Ан-2 – Детище советских инженеров. Рабочая лошадка. «Кукурузник». Неказистый, неуклюжий, с тряпичной обшивкой и допотопной приборной доской. Рядом с акульей статью «Мессера» он выглядел этаким добродушным увальнем, а рядом с угловатым «Юнкерсом» – и вовсе деревенским самоделом. Но он летал. Летал в любую погоду, с любого клочка земли, на последних каплях бензина. Его можно было починить в поле пассатижами и куском проволоки. Его мотор не требовал танцев с бубном и чертежей из таинственных альбомов – дал газ, и пошёл.
И опять, в который уже раз, вся надежда была на него. Не на трофейного хищника, что лежал беспомощно на брюхе, и не на гибридного «юнкерса», который ещё надо было собрать из двух поломанных. А на этого простого, выцветшего на солнце «трудягу». Ему предстояло тащить нас ночью, через степное небо, кишащее «охотниками», к вросшему в землю авианосцу.
В этом мире вообще всё было шиворот-навыворот. Самые сложные, самые совершенные машины выходили из строя от первой же царапины, а эта бипланная «лоханка», собранная, казалось, по чертежам из школьного учебника, оказывалась незаменимой. Она не поражала мощью, не пугала скоростью. Она просто работала. Изо дня в день. И в этой её простой, утомительной работе было больше настоящей, железной надежности, чем во всей хищной мощи «Мессершмитта».
Дядя Саша, шедший рядом, будто поймал ход моих мыслей. Не глядя на меня, он хрипло бросил:
– Заправлен, проверен. Ждёт. На нём хоть знаешь что отвалится, подготовиться можно, предусмотреть. А не гадаешь, как у фрицев.

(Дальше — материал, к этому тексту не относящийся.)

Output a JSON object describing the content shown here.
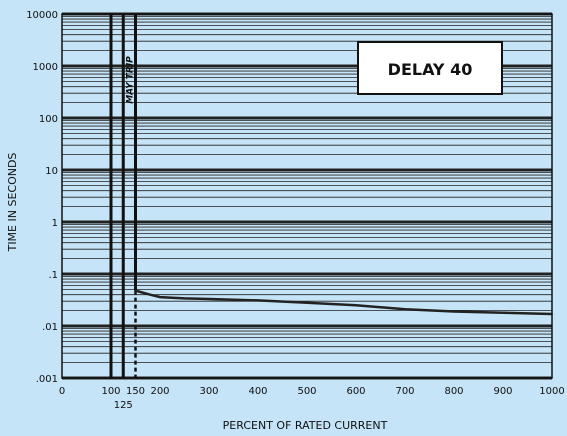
{
  "chart_data": {
    "type": "line",
    "title": "DELAY 40",
    "xlabel": "PERCENT OF RATED CURRENT",
    "ylabel": "TIME IN SECONDS",
    "xlim": [
      0,
      1000
    ],
    "ylim": [
      0.001,
      10000
    ],
    "y_scale": "log",
    "grid": true,
    "x_ticks": [
      {
        "value": 0,
        "label": "0"
      },
      {
        "value": 100,
        "label": "100"
      },
      {
        "value": 150,
        "label": "150"
      },
      {
        "value": 200,
        "label": "200"
      },
      {
        "value": 300,
        "label": "300"
      },
      {
        "value": 400,
        "label": "400"
      },
      {
        "value": 500,
        "label": "500"
      },
      {
        "value": 600,
        "label": "600"
      },
      {
        "value": 700,
        "label": "700"
      },
      {
        "value": 800,
        "label": "800"
      },
      {
        "value": 900,
        "label": "900"
      },
      {
        "value": 1000,
        "label": "1000"
      }
    ],
    "x_extra_tick": {
      "value": 125,
      "label": "125"
    },
    "y_ticks": [
      {
        "value": 10000,
        "label": "10000"
      },
      {
        "value": 1000,
        "label": "1000"
      },
      {
        "value": 100,
        "label": "100"
      },
      {
        "value": 10,
        "label": "10"
      },
      {
        "value": 1,
        "label": "1"
      },
      {
        "value": 0.1,
        "label": ".1"
      },
      {
        "value": 0.01,
        "label": ".01"
      },
      {
        "value": 0.001,
        "label": ".001"
      }
    ],
    "may_trip": {
      "label": "MAY TRIP",
      "boundaries": [
        100,
        125
      ],
      "dashed_at": 150
    },
    "series": [
      {
        "x": [
          150,
          160,
          180,
          200,
          250,
          300,
          400,
          500,
          600,
          700,
          800,
          900,
          1000
        ],
        "y": [
          0.048,
          0.045,
          0.04,
          0.036,
          0.034,
          0.033,
          0.031,
          0.028,
          0.025,
          0.021,
          0.019,
          0.018,
          0.017
        ]
      }
    ],
    "colors": {
      "background": "#c5e4f7",
      "plot_background": "#c5e4f7",
      "grid": "#222222",
      "curve": "#222222"
    }
  }
}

В его словах не было восхищения. Была констатация факта, такая же прочная и неоспоримая, как и сам самолёт, к которому мы подходили. И почему-то именно сейчас, глядя на его потертые плоскости, я чувствовал себя спокойнее, чем при виде любого другого, более грозного летательного аппарата.
Мы подошли ближе. У самого шасси «Ан-2», прямо на канистрах из-под бензина, сидели двое механиков. Молодой, и постарше, с лицом, перемазанным в масле. Они о чём-то тихо переговаривались, и между пальцами у обоих тлели толстые, дымные «бычки» самокруток.
Увидев нас, они замерли на секунду, потом судорожно дёрнулись. «Бычки» полетели в пыль и были мгновенно растоптаны грубыми подошвами. Они встали, вытянувшись, как на поверке, виновато и глупо улыбаясь.
Дядя Саша остановился, его взгляд скользнул по растоптанным окуркам, потом по канистрам, на которых они только что сидели. Я мысленно приготовился к взрыву привычного, раскатистого мата, который бы поставил этих «сорванцов» в позу на полчаса. Но дядя Саша только тяжело вздохнул, будто устав от вечной человеческой глупости, и пробормотал себе под нос, не повышая голоса:
– Ну да, конечно. Курите. Взорвётся – прямо на канистре в космос и полетите. Без всякого самолёта.
Механики переглянулись, не зная, смеяться им или ещё больше испугаться. Я понял – сегодня им фантастически повезло. Обычно за такое дядя Саша с говном ровнял, но сейчас в его голосе не было ярости, только усталое, почти бытовое раздражение. Хорошее настроение шло от удачного запуска «Мессера». Оно и спасло ребят от серьёзной взбучки.
– Самолёт к вылету готов? – спросил дядя Саша уже обычным, деловым тоном, отгоняя разговор о вопиющей безалаберности.
– Так точно! – бодро отрапортовал старший. – Заправлен полностью, масло проверено, системы обслужены!
– Ну, и хорошо, – кивнул дядя Саша. – И чтоб я больше не видел… – он ткнул пальцем в сторону растоптанных окурков, и в его глазах на секунду мелькнула знакомая стальная искорка, – такого бардака. Понятно?
– Так точно! – хором ответили механики, явно радуясь, что отделались лёгким испугом.